The incidence of corruption in Malawi, including its underlying causes, and possible solutions is, luckily, one of those areas where there has been no shortage of research. Besides, institutions like Transparency International, the Mo Ibrahim Foundation and the Open Society Initiative for Southern Africa have, with some predictable regularity, produced reports chronicling corruption in Malawi. It requires no gainsaying that one can learn a lot from consulting these reports. One need not agree with everything that is contained in the existing research reports on corruption in Malawi but, I repeat, surely one can learn a lot!

Fellow Malawians, do you know that we have a National Anti-Corruption Strategy that was adopted in 2008? To the best of my knowledge, the government has not disowned this document yet. The Strategy, complete with a clear statement of the strategic objectives, the activities that were meant to be carried out and also a monitoring and evaluation framework is still there for all to read. The Strategy was meant to be reviewed every five years from 2008 while a mid term review was due after two and a half years – my information at the moment indicates that neither the midterm review nor the five-year review was undertaken. I must confess, this document makes for some very good reading. It sets very lofty and ambitious strategies and targets for dealing with corruption in Malawi.

Now hear this, if my memory serves me right, in February 2006 during the Anti-Corruption Day the chosen theme for the event was ‘Fight Corruption: Develop Malawi.’ Fast-forward almost ten years, we decide to hold a national conference on corruption and guess the theme? – Corruption in Malawi: Reality or Perception. Tell me someone is pulling my whiskers, this cant be real! To illustrate the absurdity of the theme for the national conference consider this, ten years ago, we were prepared to proceed on a platform where we acknowledged that fighting corruption would be key to developing Malawi and presently, we would want to ask the question if corruption is indeed reality in Malawi? Really? On this point I have to join issue with others that have also pointed out the absurdity of the theme chosen for the national conference. Tongue in cheek, I dare say, perhaps this choice of theme was deliberately malicious, just perhaps! But I am truly at a loss to understand this.
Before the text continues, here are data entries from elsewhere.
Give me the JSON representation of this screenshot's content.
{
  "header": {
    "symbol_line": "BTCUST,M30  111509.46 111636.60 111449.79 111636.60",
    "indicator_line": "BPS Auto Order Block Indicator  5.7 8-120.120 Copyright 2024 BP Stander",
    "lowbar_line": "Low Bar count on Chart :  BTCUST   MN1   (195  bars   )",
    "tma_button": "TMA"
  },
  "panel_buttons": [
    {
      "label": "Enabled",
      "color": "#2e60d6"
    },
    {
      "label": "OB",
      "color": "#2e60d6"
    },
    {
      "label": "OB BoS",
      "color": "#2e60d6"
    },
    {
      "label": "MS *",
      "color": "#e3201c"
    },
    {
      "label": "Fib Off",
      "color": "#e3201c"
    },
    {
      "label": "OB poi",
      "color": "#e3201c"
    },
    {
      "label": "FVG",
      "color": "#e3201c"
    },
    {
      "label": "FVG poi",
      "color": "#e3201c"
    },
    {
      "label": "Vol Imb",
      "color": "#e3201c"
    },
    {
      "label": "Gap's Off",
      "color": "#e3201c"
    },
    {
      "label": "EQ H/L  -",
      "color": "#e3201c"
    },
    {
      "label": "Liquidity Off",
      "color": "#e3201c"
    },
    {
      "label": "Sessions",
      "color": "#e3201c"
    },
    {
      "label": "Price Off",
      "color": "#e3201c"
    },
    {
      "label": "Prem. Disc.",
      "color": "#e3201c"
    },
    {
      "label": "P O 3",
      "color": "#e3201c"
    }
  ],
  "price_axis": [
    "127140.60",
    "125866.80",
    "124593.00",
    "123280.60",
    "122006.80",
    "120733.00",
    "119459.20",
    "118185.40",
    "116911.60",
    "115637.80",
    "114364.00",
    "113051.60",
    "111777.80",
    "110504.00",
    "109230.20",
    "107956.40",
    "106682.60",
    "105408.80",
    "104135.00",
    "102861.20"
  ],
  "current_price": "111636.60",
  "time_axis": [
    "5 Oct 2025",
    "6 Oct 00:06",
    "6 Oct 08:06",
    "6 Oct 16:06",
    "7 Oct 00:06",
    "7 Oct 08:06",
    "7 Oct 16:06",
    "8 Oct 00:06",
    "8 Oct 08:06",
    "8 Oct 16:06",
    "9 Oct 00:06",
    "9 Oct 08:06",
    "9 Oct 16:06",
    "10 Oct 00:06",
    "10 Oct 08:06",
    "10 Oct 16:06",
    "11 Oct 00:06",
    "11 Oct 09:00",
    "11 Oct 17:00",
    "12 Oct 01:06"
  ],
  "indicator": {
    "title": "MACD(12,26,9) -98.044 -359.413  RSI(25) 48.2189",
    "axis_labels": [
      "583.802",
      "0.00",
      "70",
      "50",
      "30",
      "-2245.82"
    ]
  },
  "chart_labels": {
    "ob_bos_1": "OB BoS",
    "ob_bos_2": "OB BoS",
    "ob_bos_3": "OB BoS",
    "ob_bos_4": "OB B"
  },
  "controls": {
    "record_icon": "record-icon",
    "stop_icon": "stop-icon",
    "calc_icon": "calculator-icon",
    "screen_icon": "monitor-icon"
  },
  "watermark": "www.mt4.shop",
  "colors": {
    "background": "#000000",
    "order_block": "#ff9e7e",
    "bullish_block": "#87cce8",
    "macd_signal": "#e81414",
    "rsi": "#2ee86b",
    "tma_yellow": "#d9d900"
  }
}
Well, aside from the absurdity of the theme chosen for the conference, the crude truth is that the country does not need a national conference to figure out how we must deal with corruption. I am pretty confident that for all the suggestions that emerged during the national conference, there is already a report or two or even more somewhere which have already made the same point. I have been trying to find a complete record of the resolutions/recommendations from the Conference without much success but I am willing to bet that there is unlikely to be any heretically new suggestion(s). Lets face it, we know what the problem is. We also have a very clear idea of what must be done to solve the problem. But here is the clincher; we do not have a leadership that has the spine to spearhead the required changes to mount a credible fight against corruption. So we prefer to, instead of confronting the problem head on, engage in funny masquerades and charades just to complete the pretence that we are doing something about the problem.

There is no novelty in what I am about to say now – it was true many years back it remains true today, as long as our political leaders do not show genuine commitment to fight against corruption the problem will only deepen. Commitment can be manifested in various ways, for example, adequately resourcing the relevant law enforcement agencies would go some way in boosting the fight against corruption. All the rhetoric must be matched by corresponding action otherwise it is all a load of hot air. Allow me to conclude by reminding us that if our politicians go into office not for the purpose of bringing about transformational change but only so as to access the levers of power, which in turn guarantee access to State resources, then we are truly doomed.

*Mwiza Jo Nkhata is an associate professor of Law, University of Malawi.